Six ingredient mac + cheese stuffed with protein, veggies, and deliciousness—basically a dream come true. And for my gluten-free friends, this one’s for you.
Who doesn’t love mac + cheese?
I love the stuff, but I’m not always down for eating just cheese and noodles for dinner. I need a little meat and veggies to feel semi-good about my meal choice.
But alas, there I was watching Parks and Rec, wishing someone would bring me a big bowl of cheesy noodles, when a light bulb went off in my head. I ran to the kitchen, checked the cupboards, and got to work. That’s when Protein Broccoli Cheddar Mac + Cheese was born.
I wanted it to be healthy, easy, and quick—meaning I needed a quality pasta, a simple cheese sauce, meat, and veggies. I had a box of green lentil pasta in the cupboard (cha-ching), grabbed a few dairy products from the fridge, chicken sausage, and broccoli.
I like lentil pasta because the ingredients are literally lentils and peas. And the best part, there’s 18 grams of protein per serving! Chicken apple sausage was the perfect choice for meat because: 1) it was already in my fridge and 2) it’s gluten free, Whole30 approved, and there’s no added hormones.
I grabbed a couple pots and my pampered chef micro-cooker. I cooked a bag of frozen broccoli in the microwave for six minutes while boiling water for the noodles. Because the florets were pretty large, I roughly chopped them when they came out of the microwave. While the knife was out, I sliced up two chicken sausages. Then, in the smaller pot, I put the pasta and sausage into the boiling water.
At the same time, I started making the cheese sauce. On a low heat, I added the cheese and milk to the larger pot—stirring as it melted together. Once the noodles were just about done, not completely done because I didn’t want them to fall apart when I stirred them into the cheese sauce, I drained the water. Before adding them to the cheese sauce, I added some salt, pepper, and Greek yogurt to the mixture for another layer of protein and cream.
When the sauce met its smooth and creamy consistency, I dumped the noodles, sausage, and broccoli into the cheese pot. This required gentle stirring to evenly coat the goods without shredding the noodles to pieces.
My taste buds went nuts after the first bite—begging my fork to go back for more, which didn’t take much convincing. I hope you enjoy this recipe as much as Jackson and I did.

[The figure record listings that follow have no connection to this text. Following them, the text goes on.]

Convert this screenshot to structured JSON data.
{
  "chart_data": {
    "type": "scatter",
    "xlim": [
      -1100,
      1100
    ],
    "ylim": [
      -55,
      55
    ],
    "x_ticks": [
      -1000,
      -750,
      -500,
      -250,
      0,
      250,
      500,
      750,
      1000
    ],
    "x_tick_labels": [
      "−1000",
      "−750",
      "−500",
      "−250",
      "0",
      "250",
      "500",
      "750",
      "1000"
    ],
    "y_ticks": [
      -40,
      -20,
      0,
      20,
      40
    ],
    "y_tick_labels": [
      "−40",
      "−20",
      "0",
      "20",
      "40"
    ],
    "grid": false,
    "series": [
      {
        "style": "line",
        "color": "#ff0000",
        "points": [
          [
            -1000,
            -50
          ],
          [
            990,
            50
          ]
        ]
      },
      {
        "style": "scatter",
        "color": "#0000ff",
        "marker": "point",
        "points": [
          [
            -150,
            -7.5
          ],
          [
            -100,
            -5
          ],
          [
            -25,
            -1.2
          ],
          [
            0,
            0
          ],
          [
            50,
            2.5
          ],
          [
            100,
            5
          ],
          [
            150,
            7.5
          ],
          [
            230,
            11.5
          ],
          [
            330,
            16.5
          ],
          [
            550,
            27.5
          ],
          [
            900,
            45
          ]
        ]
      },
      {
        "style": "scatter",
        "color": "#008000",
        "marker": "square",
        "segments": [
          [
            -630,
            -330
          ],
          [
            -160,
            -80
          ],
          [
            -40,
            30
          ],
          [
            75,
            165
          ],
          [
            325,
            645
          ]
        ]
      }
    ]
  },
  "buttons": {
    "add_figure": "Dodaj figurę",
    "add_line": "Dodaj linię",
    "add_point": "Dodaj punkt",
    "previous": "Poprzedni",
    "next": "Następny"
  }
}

Protein Broccoli Cheddar Mac + Cheese
- 2.5 cups broccoli
- 1 box of lentil pasta
- 2 chicken sausages, sliced
- ½-1 cup whole milk*
- 2 cups cheese**
- ½ cup plain Greek yogurt
- Cook the broccoli in the microwave for 6 minutes. When it’s done, roughly cut the broccoli into smaller chunks.
- Bring water to a boil. Dump the pasta and sausage into the water. Cook until it’s almost ready. Be careful not to overcook as it could fall apart when you add it to the cheese mixture.
- At the same time, begin the cheese sauce in another pot on low. Add the milk and cheese and stir until there’s an even consistency. When the noodles are almost ready, mix in the Greek yogurt until smooth. Add salt and pepper to taste.
- Next, add the pasta, sausage, and broccoli to the cheese sauce and gently stir. Enjoy!
*If you use regular milk, use half the amount as it will make the sauce more runny.
**Shredding your own cheese will make the sauce thinner. Use less milk if you want a thicker sauce.